Natalia Dyomina also talks about the organizational side of the hospital during the pandemic. The money allocated by the National Health Insurance Fund is not enough to pay salaries to staff and to cover expenses on medicines, Natalia says. “Since March, we have been working as a mono-profile institution. We only accept patients with COVID-19. We do not take other patients with infectious diseases, so we do not have enough money for wages and medicines”, says Natalia about the financial side of the work.

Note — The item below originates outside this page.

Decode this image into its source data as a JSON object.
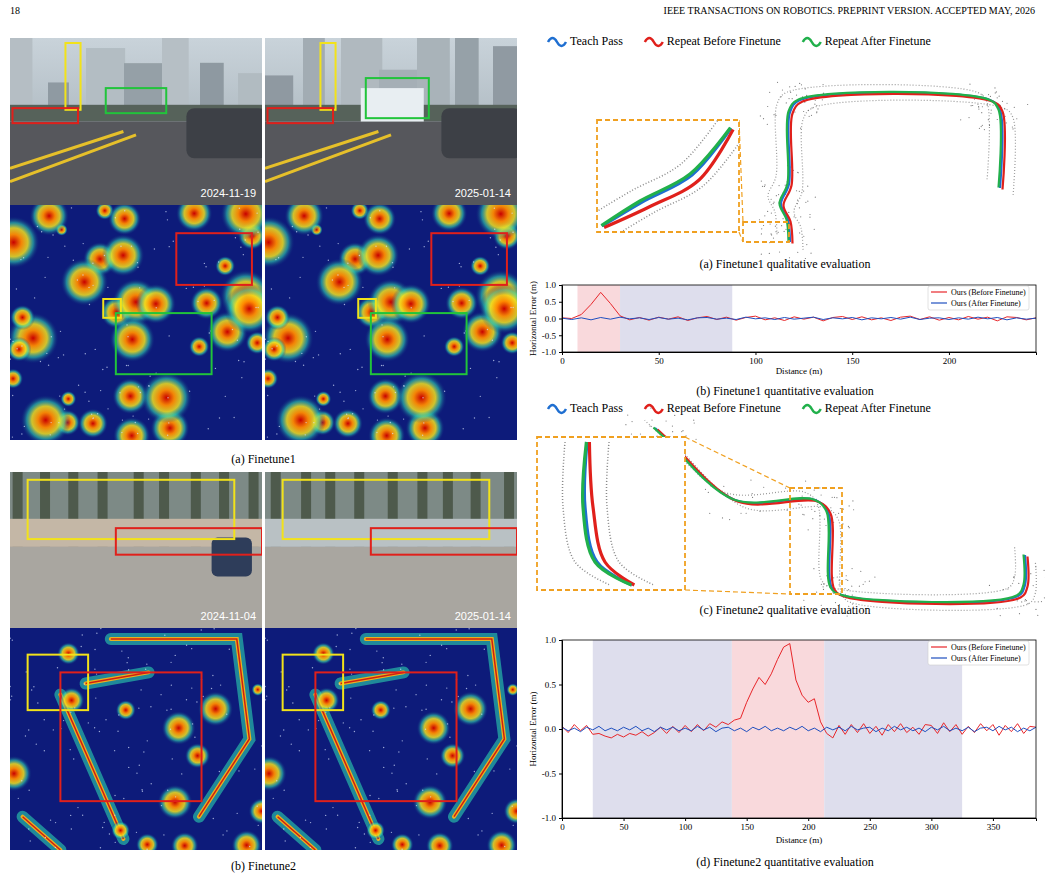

The hospital plans to purchase and install an oxygen station. This process requires a lot of work and communication with the authorities from the management of the institution. But first of all, the hospital deals with patients, and, as the woman admits, it is becoming increasingly difficult. On Friday, when we talk, the hospital is full, even a few patients more than the staff can accept - Natalia says that this is usual for this day of the week. There are 130 beds and 138 patients. Intensive care is also full, and there is a lack of staff.

It is difficult for Natalia even to speak. The heat, the equipment - people are falling off their feet. "I just walked around the wards, came out of the intensive care unit - and I am terribly tired," - concludes the doctor.